The size of the gathering scandal can be measured in the words of men who are usually circumspect when it comes to describing unfolding cases.

Terry Madden, chief executive officer of the US Anti-Doping Agency, described the issue as a widespread conspiracy involving chemists and athletes and coaches.

Frank Iryasz of the US National Centre for Drug Free Sport suggested that the business could "blow open" the biggest doping scandal in sports history.

The words from the other side of the trenches are equally freighted, with an appreciation of what may be about to happen. Various agents, lawyers, and coaches have denounced the science, the procedures and legality involved in the testing.

They are skating on thin ice. After years of taking their beatings, the testing community armed themselves some time ago with the right to retroactively test samples. The reputation of Dr Don Catlin is unimpeachable too. After decades on the beat he knew what he was dealing with early on.

"Once you see its chemical structure you know it's a steroid," he says.

What we are left with is an intriguing battle between two forces, as unevenly matched as a clean athlete and a dirty athlete. On the one hand you have Dr Catlin, a man who has made it his life's work to spare sport its cheats and its fraudulent moments. On the other, you have the corporatisers and polluters of modern sport, the sponsors and the television executives and the chemists.

When Istvan Gyulai, the general secretary of the IAAF (the International Association of Athletics Federations) announces, "We want a clean sport. This is a great opportunity. We don't want to leave potential cheaters untouched", he sounds a lot less equivocal than men in his position have historically been.

Athletics has been turning a blind eye to its problems for many years. In the US, in particular, administrators have seen no evil and heard no evil for so long that athletes have been able to operate with virtual impunity.

Allegations by Dr Wade Exum, a former head of the US Olympic Committee (USOC), that positive tests had been routinely covered up for decades were heard in court briefly earlier this year, but were largely suppressed. However, just last month, the International Olympic Committee was sufficiently embarrassed as to summons the USOC to Lausanne, Switzerland, for a review of its doping policies of the last 20 years.

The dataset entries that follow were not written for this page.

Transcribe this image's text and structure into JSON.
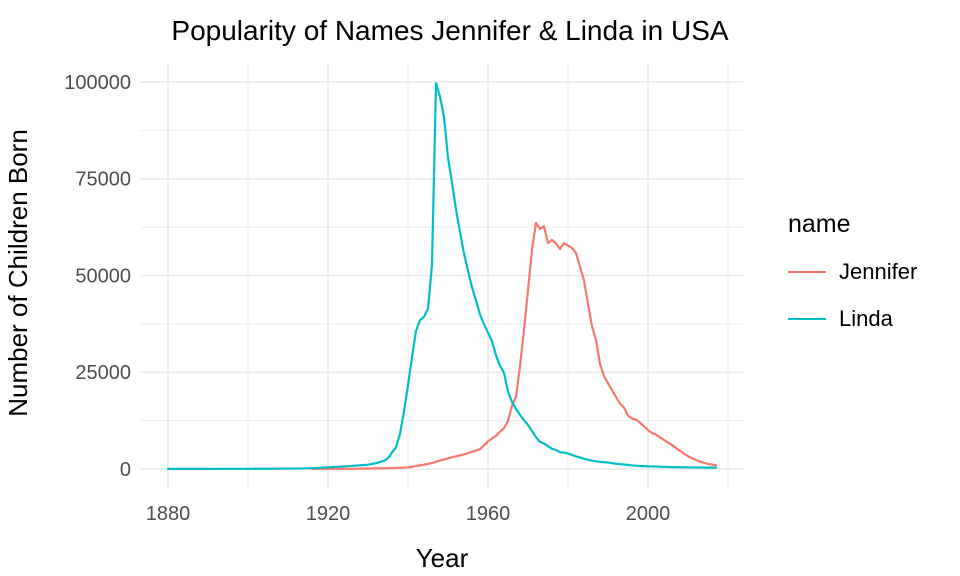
{
  "title": "Popularity of Names Jennifer & Linda in USA",
  "legend": {
    "title": "name"
  },
  "colors": {
    "jennifer": "#F8766D",
    "linda": "#00BFC4",
    "grid": "#EBEBEB",
    "tick_text": "#4D4D4D",
    "title_text": "#000000",
    "background": "#FFFFFF"
  },
  "chart_data": {
    "type": "line",
    "title": "Popularity of Names Jennifer & Linda in USA",
    "xlabel": "Year",
    "ylabel": "Number of Children Born",
    "legend_title": "name",
    "legend_position": "right",
    "grid": "major+minor",
    "xlim": [
      1873.25,
      2023.75
    ],
    "ylim": [
      -4910,
      104651
    ],
    "x_ticks": [
      1880,
      1920,
      1960,
      2000
    ],
    "x_minor": [
      1900,
      1940,
      1980,
      2020
    ],
    "y_ticks": [
      0,
      25000,
      50000,
      75000,
      100000
    ],
    "y_minor": [
      12500,
      37500,
      62500,
      87500
    ],
    "series": [
      {
        "name": "Jennifer",
        "color": "#F8766D",
        "points": [
          [
            1916,
            20
          ],
          [
            1920,
            40
          ],
          [
            1925,
            60
          ],
          [
            1930,
            120
          ],
          [
            1934,
            190
          ],
          [
            1938,
            310
          ],
          [
            1940,
            390
          ],
          [
            1942,
            760
          ],
          [
            1944,
            1100
          ],
          [
            1946,
            1550
          ],
          [
            1948,
            2170
          ],
          [
            1950,
            2770
          ],
          [
            1952,
            3270
          ],
          [
            1954,
            3780
          ],
          [
            1956,
            4450
          ],
          [
            1958,
            5110
          ],
          [
            1960,
            7120
          ],
          [
            1962,
            8580
          ],
          [
            1963,
            9630
          ],
          [
            1964,
            10570
          ],
          [
            1965,
            12450
          ],
          [
            1966,
            16390
          ],
          [
            1967,
            18650
          ],
          [
            1968,
            26500
          ],
          [
            1969,
            36000
          ],
          [
            1970,
            46200
          ],
          [
            1971,
            56800
          ],
          [
            1972,
            63610
          ],
          [
            1973,
            62050
          ],
          [
            1974,
            62700
          ],
          [
            1975,
            58410
          ],
          [
            1976,
            59210
          ],
          [
            1977,
            58270
          ],
          [
            1978,
            56880
          ],
          [
            1979,
            58350
          ],
          [
            1980,
            57730
          ],
          [
            1981,
            57120
          ],
          [
            1982,
            55780
          ],
          [
            1983,
            52280
          ],
          [
            1984,
            48700
          ],
          [
            1985,
            42660
          ],
          [
            1986,
            36820
          ],
          [
            1987,
            33360
          ],
          [
            1988,
            27160
          ],
          [
            1989,
            24000
          ],
          [
            1990,
            22150
          ],
          [
            1991,
            20400
          ],
          [
            1992,
            18600
          ],
          [
            1993,
            16900
          ],
          [
            1994,
            15900
          ],
          [
            1995,
            13800
          ],
          [
            1996,
            13050
          ],
          [
            1997,
            12800
          ],
          [
            1998,
            12000
          ],
          [
            1999,
            11050
          ],
          [
            2000,
            10050
          ],
          [
            2001,
            9300
          ],
          [
            2002,
            8840
          ],
          [
            2003,
            8200
          ],
          [
            2004,
            7500
          ],
          [
            2005,
            6820
          ],
          [
            2006,
            6200
          ],
          [
            2007,
            5430
          ],
          [
            2008,
            4700
          ],
          [
            2009,
            3940
          ],
          [
            2010,
            3300
          ],
          [
            2011,
            2820
          ],
          [
            2012,
            2330
          ],
          [
            2013,
            1910
          ],
          [
            2014,
            1600
          ],
          [
            2015,
            1320
          ],
          [
            2016,
            1130
          ],
          [
            2017,
            980
          ]
        ]
      },
      {
        "name": "Linda",
        "color": "#00BFC4",
        "points": [
          [
            1880,
            27
          ],
          [
            1890,
            38
          ],
          [
            1900,
            45
          ],
          [
            1910,
            97
          ],
          [
            1915,
            180
          ],
          [
            1920,
            450
          ],
          [
            1925,
            720
          ],
          [
            1930,
            1110
          ],
          [
            1932,
            1490
          ],
          [
            1934,
            2120
          ],
          [
            1935,
            2800
          ],
          [
            1936,
            4240
          ],
          [
            1937,
            5600
          ],
          [
            1938,
            9060
          ],
          [
            1939,
            14940
          ],
          [
            1940,
            21670
          ],
          [
            1941,
            28860
          ],
          [
            1942,
            35680
          ],
          [
            1943,
            38470
          ],
          [
            1944,
            39320
          ],
          [
            1945,
            41450
          ],
          [
            1946,
            52830
          ],
          [
            1947,
            99690
          ],
          [
            1948,
            96210
          ],
          [
            1949,
            91020
          ],
          [
            1950,
            80440
          ],
          [
            1951,
            73980
          ],
          [
            1952,
            67090
          ],
          [
            1953,
            61270
          ],
          [
            1954,
            55660
          ],
          [
            1955,
            51270
          ],
          [
            1956,
            46950
          ],
          [
            1957,
            43550
          ],
          [
            1958,
            39940
          ],
          [
            1959,
            37370
          ],
          [
            1960,
            35270
          ],
          [
            1961,
            32990
          ],
          [
            1962,
            29390
          ],
          [
            1963,
            26670
          ],
          [
            1964,
            24870
          ],
          [
            1965,
            19980
          ],
          [
            1966,
            17340
          ],
          [
            1967,
            15510
          ],
          [
            1968,
            13980
          ],
          [
            1969,
            12600
          ],
          [
            1970,
            11390
          ],
          [
            1971,
            9800
          ],
          [
            1972,
            8220
          ],
          [
            1973,
            7020
          ],
          [
            1974,
            6560
          ],
          [
            1975,
            5900
          ],
          [
            1976,
            5230
          ],
          [
            1977,
            4920
          ],
          [
            1978,
            4340
          ],
          [
            1979,
            4230
          ],
          [
            1980,
            3980
          ],
          [
            1982,
            3270
          ],
          [
            1984,
            2660
          ],
          [
            1986,
            2140
          ],
          [
            1988,
            1840
          ],
          [
            1990,
            1670
          ],
          [
            1992,
            1340
          ],
          [
            1994,
            1150
          ],
          [
            1996,
            930
          ],
          [
            1998,
            770
          ],
          [
            2000,
            710
          ],
          [
            2003,
            600
          ],
          [
            2006,
            500
          ],
          [
            2009,
            430
          ],
          [
            2012,
            390
          ],
          [
            2015,
            350
          ],
          [
            2017,
            360
          ]
        ]
      }
    ]
  }
}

The most high-profile case at that stage was that of Jerome Young, an American sprinter who won gold in Sydney despite having tested positive for steroids the previous year. A secret hearing in the US had cleared him to run and American officials had declined to even identify which athlete was involved. The case is up for review.

The scandal of THG is perhaps the last chance which sport has had to recover its lost honesty. The breakthrough came, not in a laboratory where well-funded testers finally got themselves one step ahead of the cheaters, but through a disgruntled coach breaking the law of omertà.

The opportunity may never come again. There is too much money on one side of the battle, too much idealism on the other. If sport is to survive it may first have to raze itself to the ground and begin again from scratch.

Nike won't like it and the networks won't like it. Perhaps the next generation of athletes, spared the obligation of polluting themselves in the pursuit of excellence, will understand though.